Koreri.com, Jayapura – Tokoh masyarakat (Tomas) Meepago, Yohan Zonggonau, mengatakan pengelolaan tambang Block Wabu Hitadipa, Kabupaten Intan Jaya harus melibatkan masyarakat adat setempat selaku pemilik lahan.
Penegasan tersebut berkaitan dengan Surat Gubernur Papua tertanggal 24 Juli 2020 bernomor 540/11625/SET tentang Rekomendasi Wilayah Ijin Usaha Pertambangan Khusus (WIUPK) kepada Direktur Utama PT. Mining Industri Indonesia dan BUMN yang hendak menghadirkan PT. Antam di kawasan itu.
Zonggonau mengingatkan ekploitasi tambang seperti pengalaman buruk dulu di areal PT. Freeport, Distrik Tembagapura, Kabupaten Mimika tidak boleh terulang di Block Wabu Hitadipa.
“Kami mau Negara dan Provinsi harus melalui tahapan, yaitu perusahaan terpilih bersama Pemerintah melakukan pendekatan dengan masyarakat setempat dan harus ada perjanjian khusus dulu bersama masyarakat pemilik hak ulayat,” imbaunya dalam rilis yang diterima Koreri.com, Sabtu (3/10/2020).

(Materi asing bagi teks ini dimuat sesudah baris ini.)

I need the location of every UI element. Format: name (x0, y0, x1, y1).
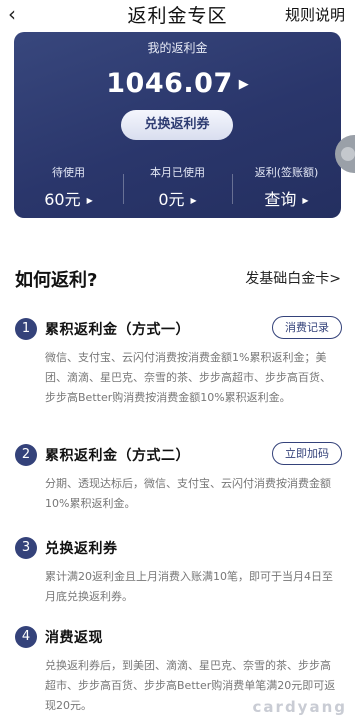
how-to-rebate-heading: 如何返利? (15, 270, 98, 291)
step-number-badge: 1 (15, 318, 37, 340)
rules-link[interactable]: 规则说明 (285, 4, 345, 25)
step-number-badge: 2 (15, 444, 37, 466)
step-title: 累积返利金（方式一） (45, 322, 190, 338)
balance-label: 我的返利金 (147, 41, 208, 55)
stat-rebate-query[interactable]: 返利(签账额) 查询 ▶ (232, 164, 341, 210)
step-number-badge: 3 (15, 537, 37, 559)
stat-used-this-month[interactable]: 本月已使用 0元 ▶ (123, 164, 232, 210)
stat-used-value: 0元 (158, 190, 185, 209)
stat-pending-value: 60元 (44, 190, 81, 209)
play-arrow-icon: ▶ (86, 196, 93, 205)
rebate-balance-card: 我的返利金 1046.07 ▶ 兑换返利券 待使用 60元 ▶ 本月已使用 0元 ▶ … (14, 32, 341, 218)
redeem-coupon-button[interactable]: 兑换返利券 (121, 110, 233, 140)
avatar-icon (341, 147, 355, 161)
balance-amount: 1046.07 (106, 68, 233, 99)
balance-amount-row[interactable]: 1046.07 ▶ (14, 68, 341, 99)
step-number-badge: 4 (15, 626, 37, 648)
step-description: 累计满20返利金且上月消费入账满10笔，即可于当月4日至月底兑换返利券。 (45, 570, 333, 603)
step-description: 分期、透现达标后，微信、支付宝、云闪付消费按消费金额10%累积返利金。 (45, 477, 331, 510)
consumption-record-button[interactable]: 消费记录 (272, 316, 342, 339)
stat-rebate-label: 返利(签账额) (254, 166, 319, 179)
step-title: 兑换返利券 (45, 541, 118, 557)
top-nav-bar: ‹ 返利金专区 规则说明 (0, 0, 355, 30)
step-title: 消费返现 (45, 630, 103, 646)
watermark-text: cardyang (252, 698, 347, 716)
platinum-card-link[interactable]: 发基础白金卡> (245, 268, 341, 288)
step-title: 累积返利金（方式二） (45, 448, 190, 464)
stat-pending[interactable]: 待使用 60元 ▶ (14, 164, 123, 210)
play-arrow-icon: ▶ (302, 196, 309, 205)
stat-pending-label: 待使用 (52, 166, 85, 179)
boost-now-button[interactable]: 立即加码 (272, 442, 342, 465)
play-arrow-icon: ▶ (190, 196, 197, 205)
stat-used-label: 本月已使用 (150, 166, 205, 179)
step-description: 微信、支付宝、云闪付消费按消费金额1%累积返利金；美团、滴滴、星巴克、奈雪的茶、… (45, 351, 331, 404)
play-arrow-icon: ▶ (238, 77, 249, 92)
stat-rebate-value: 查询 (264, 190, 297, 209)
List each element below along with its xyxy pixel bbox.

Menurutnya, sesuai UU Minerba No. 4 Tahun 2009 Pasal 135 menyatakan sebelum pemegang IUPK melakukan eksplorasi wajib meminta izin kepada pemilik areal tanah atau pemegang hak atas tanah (pemilik Hak Ulayat).
Sementara dalam pasal 136 ayat (1) Pemegang IUP atau IUPK sebelum melakukan kegiatan operasi produksi wajib menyelesaikan hak atas tanah dengan pemegang hak sesuai dengan ketentuan peraturan perundang-undangan.

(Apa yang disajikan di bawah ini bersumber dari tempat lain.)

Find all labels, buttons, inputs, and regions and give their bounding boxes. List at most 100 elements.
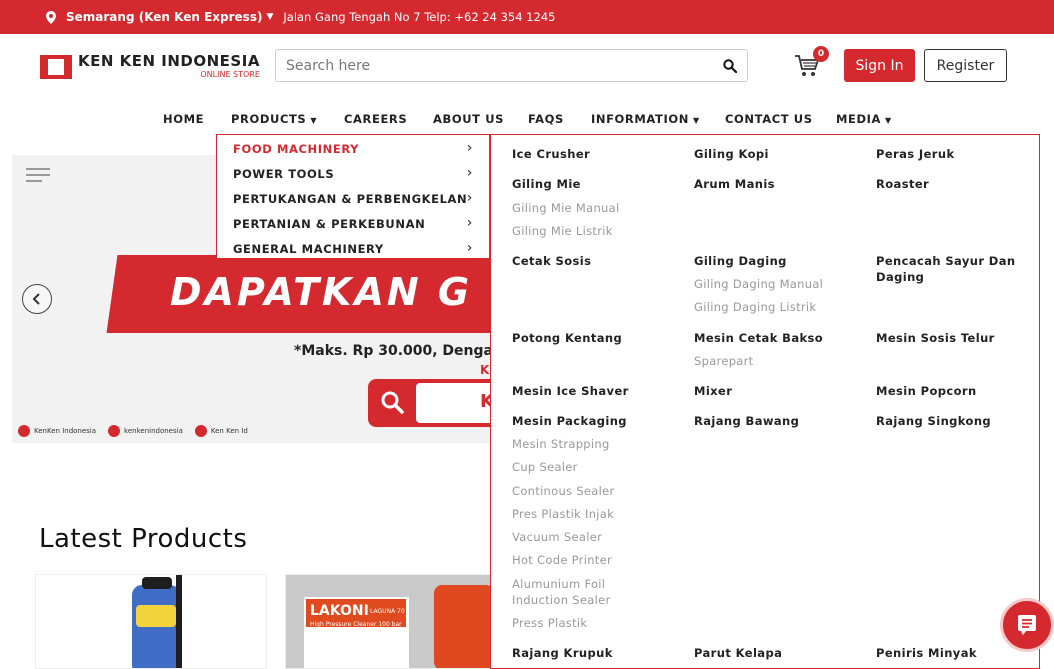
top-bar: Semarang (Ken Ken Express) ▼ Jalan Gang … — [0, 0, 1054, 34]
search-button[interactable] — [713, 50, 747, 81]
category-rajang-singkong[interactable]: Rajang Singkong — [876, 413, 991, 429]
subcategory-alumunium-foil[interactable]: Alumunium Foil Induction Sealer — [512, 576, 632, 608]
category-peniris-minyak[interactable]: Peniris Minyak — [876, 645, 977, 661]
facebook-icon — [194, 425, 207, 437]
category-ice-crusher[interactable]: Ice Crusher — [512, 146, 590, 162]
subcategory-continous-sealer[interactable]: Continous Sealer — [512, 483, 615, 499]
location-selector[interactable]: Semarang (Ken Ken Express) — [66, 10, 262, 24]
category-parut-kelapa[interactable]: Parut Kelapa — [694, 645, 782, 661]
chevron-right-icon: › — [466, 140, 473, 156]
category-pencacah-sayur[interactable]: Pencacah Sayur Dan Daging — [876, 253, 1016, 285]
cart-count-badge: 0 — [813, 46, 829, 62]
category-mixer[interactable]: Mixer — [694, 383, 732, 399]
chevron-left-icon — [32, 293, 40, 305]
submenu-item-food-machinery[interactable]: FOOD MACHINERY › — [233, 140, 473, 156]
magnifier-icon — [381, 391, 404, 414]
chevron-right-icon: › — [466, 190, 473, 206]
logo-title: KEN KEN INDONESIA — [78, 52, 260, 70]
category-giling-daging[interactable]: Giling Daging — [694, 253, 787, 269]
category-mesin-sosis-telur[interactable]: Mesin Sosis Telur — [876, 330, 995, 346]
category-arum-manis[interactable]: Arum Manis — [694, 176, 775, 192]
chevron-right-icon: › — [466, 165, 473, 181]
subcategory-mesin-strapping[interactable]: Mesin Strapping — [512, 436, 610, 452]
subcategory-giling-daging-listrik[interactable]: Giling Daging Listrik — [694, 299, 816, 315]
nav-home[interactable]: HOME — [163, 112, 204, 126]
logo-subtitle: ONLINE STORE — [200, 70, 260, 79]
product-model: LAGUNA 70 — [370, 608, 405, 615]
submenu-item-general-machinery[interactable]: GENERAL MACHINERY › — [233, 240, 473, 256]
submenu-item-power-tools[interactable]: POWER TOOLS › — [233, 165, 473, 181]
chat-button[interactable] — [1000, 598, 1054, 652]
banner-headline: DAPATKAN G — [170, 270, 473, 314]
social-youtube-label: KenKen Indonesia — [34, 427, 97, 435]
category-giling-mie[interactable]: Giling Mie — [512, 176, 581, 192]
instagram-icon — [108, 425, 121, 437]
cart-button[interactable]: 0 — [794, 46, 829, 80]
nav-media[interactable]: MEDIA ▼ — [836, 112, 892, 126]
category-giling-kopi[interactable]: Giling Kopi — [694, 146, 769, 162]
subcategory-vacuum-sealer[interactable]: Vacuum Sealer — [512, 529, 602, 545]
food-machinery-megamenu: Ice Crusher Giling Mie Giling Mie Manual… — [490, 134, 1040, 669]
subcategory-giling-mie-manual[interactable]: Giling Mie Manual — [512, 200, 619, 216]
category-mesin-packaging[interactable]: Mesin Packaging — [512, 413, 627, 429]
submenu-item-pertukangan[interactable]: PERTUKANGAN & PERBENGKELAN › — [233, 190, 473, 206]
nav-careers[interactable]: CAREERS — [344, 112, 407, 126]
products-submenu: FOOD MACHINERY › POWER TOOLS › PERTUKANGAN… — [216, 134, 490, 259]
logo[interactable]: KEN KEN INDONESIA ONLINE STORE — [40, 54, 260, 79]
category-mesin-cetak-bakso[interactable]: Mesin Cetak Bakso — [694, 330, 823, 346]
nav-products[interactable]: PRODUCTS ▼ — [231, 112, 317, 126]
logo-mark-icon — [40, 54, 72, 79]
hamburger-icon[interactable] — [26, 167, 50, 183]
product-desc: High Pressure Cleaner 100 bar — [310, 621, 402, 628]
nav-information[interactable]: INFORMATION ▼ — [591, 112, 700, 126]
store-address: Jalan Gang Tengah No 7 Telp: +62 24 354 … — [283, 10, 556, 24]
category-roaster[interactable]: Roaster — [876, 176, 929, 192]
banner-subline-2: K — [480, 363, 490, 377]
banner-subline: *Maks. Rp 30.000, Denga — [294, 343, 492, 359]
category-mesin-ice-shaver[interactable]: Mesin Ice Shaver — [512, 383, 629, 399]
subcategory-giling-mie-listrik[interactable]: Giling Mie Listrik — [512, 223, 613, 239]
submenu-item-pertanian[interactable]: PERTANIAN & PERKEBUNAN › — [233, 215, 473, 231]
subcategory-sparepart[interactable]: Sparepart — [694, 353, 753, 369]
chevron-right-icon: › — [466, 215, 473, 231]
message-icon — [1018, 615, 1036, 635]
subcategory-hot-code-printer[interactable]: Hot Code Printer — [512, 552, 612, 568]
product-card[interactable]: LAKONI LAGUNA 70 High Pressure Cleaner 1… — [285, 574, 495, 669]
caret-down-icon: ▼ — [310, 116, 318, 125]
sign-in-button[interactable]: Sign In — [844, 49, 915, 82]
location-pin-icon — [46, 10, 56, 24]
caret-down-icon: ▼ — [885, 116, 892, 125]
nav-faqs[interactable]: FAQS — [528, 112, 564, 126]
youtube-icon — [18, 425, 30, 437]
nav-about[interactable]: ABOUT US — [433, 112, 504, 126]
search-icon — [723, 58, 737, 73]
banner-search-graphic: K — [368, 379, 492, 427]
main-nav: HOME PRODUCTS ▼ CAREERS ABOUT US FAQS INF… — [0, 108, 1054, 132]
category-mesin-popcorn[interactable]: Mesin Popcorn — [876, 383, 977, 399]
category-rajang-krupuk[interactable]: Rajang Krupuk — [512, 645, 613, 661]
product-brand: LAKONI — [310, 603, 369, 619]
pressure-washer-image — [132, 575, 182, 668]
social-instagram-label: kenkenindonesia — [124, 427, 183, 435]
caret-down-icon[interactable]: ▼ — [266, 12, 273, 22]
subcategory-press-plastik[interactable]: Press Plastik — [512, 615, 587, 631]
search-bar — [275, 49, 748, 82]
register-button[interactable]: Register — [924, 49, 1007, 82]
latest-products-title: Latest Products — [39, 524, 248, 554]
category-cetak-sosis[interactable]: Cetak Sosis — [512, 253, 591, 269]
caret-down-icon: ▼ — [692, 116, 700, 125]
carousel-prev-button[interactable] — [22, 284, 52, 314]
subcategory-cup-sealer[interactable]: Cup Sealer — [512, 459, 578, 475]
chevron-right-icon: › — [466, 240, 473, 256]
category-potong-kentang[interactable]: Potong Kentang — [512, 330, 622, 346]
nav-contact[interactable]: CONTACT US — [725, 112, 813, 126]
header: KEN KEN INDONESIA ONLINE STORE 0 Sign In… — [0, 34, 1054, 100]
search-input[interactable] — [276, 50, 713, 81]
subcategory-pres-plastik-injak[interactable]: Pres Plastik Injak — [512, 506, 614, 522]
social-facebook-label: Ken Ken Id — [210, 427, 248, 435]
product-card[interactable] — [35, 574, 267, 669]
banner-socials: KenKen Indonesia kenkenindonesia Ken Ken… — [18, 425, 260, 437]
subcategory-giling-daging-manual[interactable]: Giling Daging Manual — [694, 276, 823, 292]
category-rajang-bawang[interactable]: Rajang Bawang — [694, 413, 799, 429]
category-peras-jeruk[interactable]: Peras Jeruk — [876, 146, 955, 162]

Selanjutnya, Ayat (2), penyelesaian atas tanah sebagaimana yang dimaksud pada ayat 1dapat dilakukan secara bertahap sesuai dengan kebutuhan atas tanah oleh pemegang IUP atau IUPK.
Dengan hadirnya perusahaan di wilayah Distrik Hitadipa Areal Wabu, Dawabu, Holomana, Yabu, Kemabu, Mendoga dan sekitarnya yang disebut dengan Block Wabu di Kabupaten Intan Jaya, maka tentu ada konsekuensinya.

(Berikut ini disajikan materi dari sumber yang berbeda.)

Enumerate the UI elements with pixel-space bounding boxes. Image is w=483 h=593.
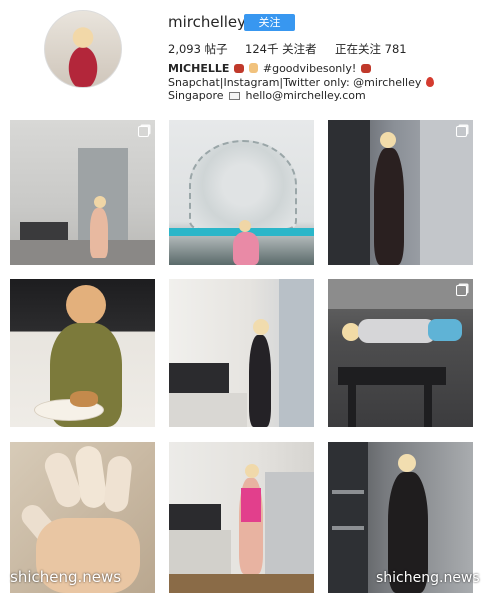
photo-tile-3[interactable] xyxy=(328,120,473,265)
watermark-right: shicheng.news xyxy=(376,570,480,586)
bio-line-2: Snapchat|Instagram|Twitter only: @mirche… xyxy=(168,76,435,90)
followers-count[interactable]: 124千 关注者 xyxy=(245,41,317,57)
photo-tile-2[interactable] xyxy=(169,120,314,265)
multiple-photos-icon xyxy=(456,126,467,137)
bio-social: Snapchat|Instagram|Twitter only: @mirche… xyxy=(168,75,422,89)
bio-line-1: MICHELLE #goodvibesonly! xyxy=(168,62,435,76)
handbag-icon xyxy=(233,64,244,73)
avatar[interactable] xyxy=(44,10,122,88)
username: mirchelley xyxy=(168,13,247,31)
profile-header: mirchelley 关注 2,093 帖子 124千 关注者 正在关注 781… xyxy=(0,0,483,115)
photo-tile-5[interactable] xyxy=(169,279,314,427)
photo-tile-4[interactable] xyxy=(10,279,155,427)
bio-hashtag[interactable]: #goodvibesonly! xyxy=(263,62,356,75)
posts-count: 2,093 帖子 xyxy=(168,42,228,56)
watermark-left: shicheng.news xyxy=(10,568,122,586)
round-pushpin-icon xyxy=(425,76,434,87)
photo-tile-8[interactable] xyxy=(169,442,314,593)
multiple-photos-icon xyxy=(456,285,467,296)
follow-button[interactable]: 关注 xyxy=(244,14,295,31)
bio-email[interactable]: hello@mirchelley.com xyxy=(246,89,366,102)
bio-line-3: Singapore hello@mirchelley.com xyxy=(168,89,435,103)
envelope-icon xyxy=(229,92,240,100)
photo-grid: shicheng.news shicheng.news xyxy=(10,120,480,593)
handbag-icon xyxy=(360,64,371,73)
photo-tile-1[interactable] xyxy=(10,120,155,265)
bio-name: MICHELLE xyxy=(168,62,230,75)
photo-tile-6[interactable] xyxy=(328,279,473,427)
hand-icon xyxy=(249,63,259,73)
bio-location: Singapore xyxy=(168,89,224,102)
profile-bio: MICHELLE #goodvibesonly! Snapchat|Instag… xyxy=(168,62,435,103)
following-count[interactable]: 正在关注 781 xyxy=(335,41,407,57)
multiple-photos-icon xyxy=(138,126,149,137)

“Konsekuensi jika saya (pemilik hak ulayat) melepas tanah adat yang bernilai ini, saya dapat apa dari hasil operasi yang akan dilakukan? Lantas saya, serta anak cucu ini akan berpindah di wilayah mana serta kompensasinya apa?” tanyanya.
Zonggonau juga berharap Pemerintah dan perusahaan ramah terhadap lingkungan dan mengikuti regulasi yang ada di negara ini dan Convensi ILO 169, dimana negara wajib hadir untuk kepentingan masyarakat adat dan hal itu wajib hukumnya.
“Kami menyampaikan kepada semua pihak baik Pemerintah Provinsi Papua, Pemda Intan Jaya, Pemerintah pusat serta calon perusahaan pemegang IUPK yang akan turun melakukan ekspolorasi dan eksploitasi, harus dengan perencanaan yang baik dengan membawa wibawa Negara bahwa negara hadir untuk masyarakat,” tandasnya.
Sebaliknya, tegas Zonggona, jika Negara tdak hadir untuk kepentingan masyarakat maka tentu masyarakat akan melakukan penolakan dan itu sudah terjadi dimana-mana.
“Yang terpenting saat ini harus duduk bersama baik tokoh masyarakat dan masyarakat adat di daerah lokasi tambang maka proses ekplorasi dan eksploitasi akan berjalan aman,” pungkasnya.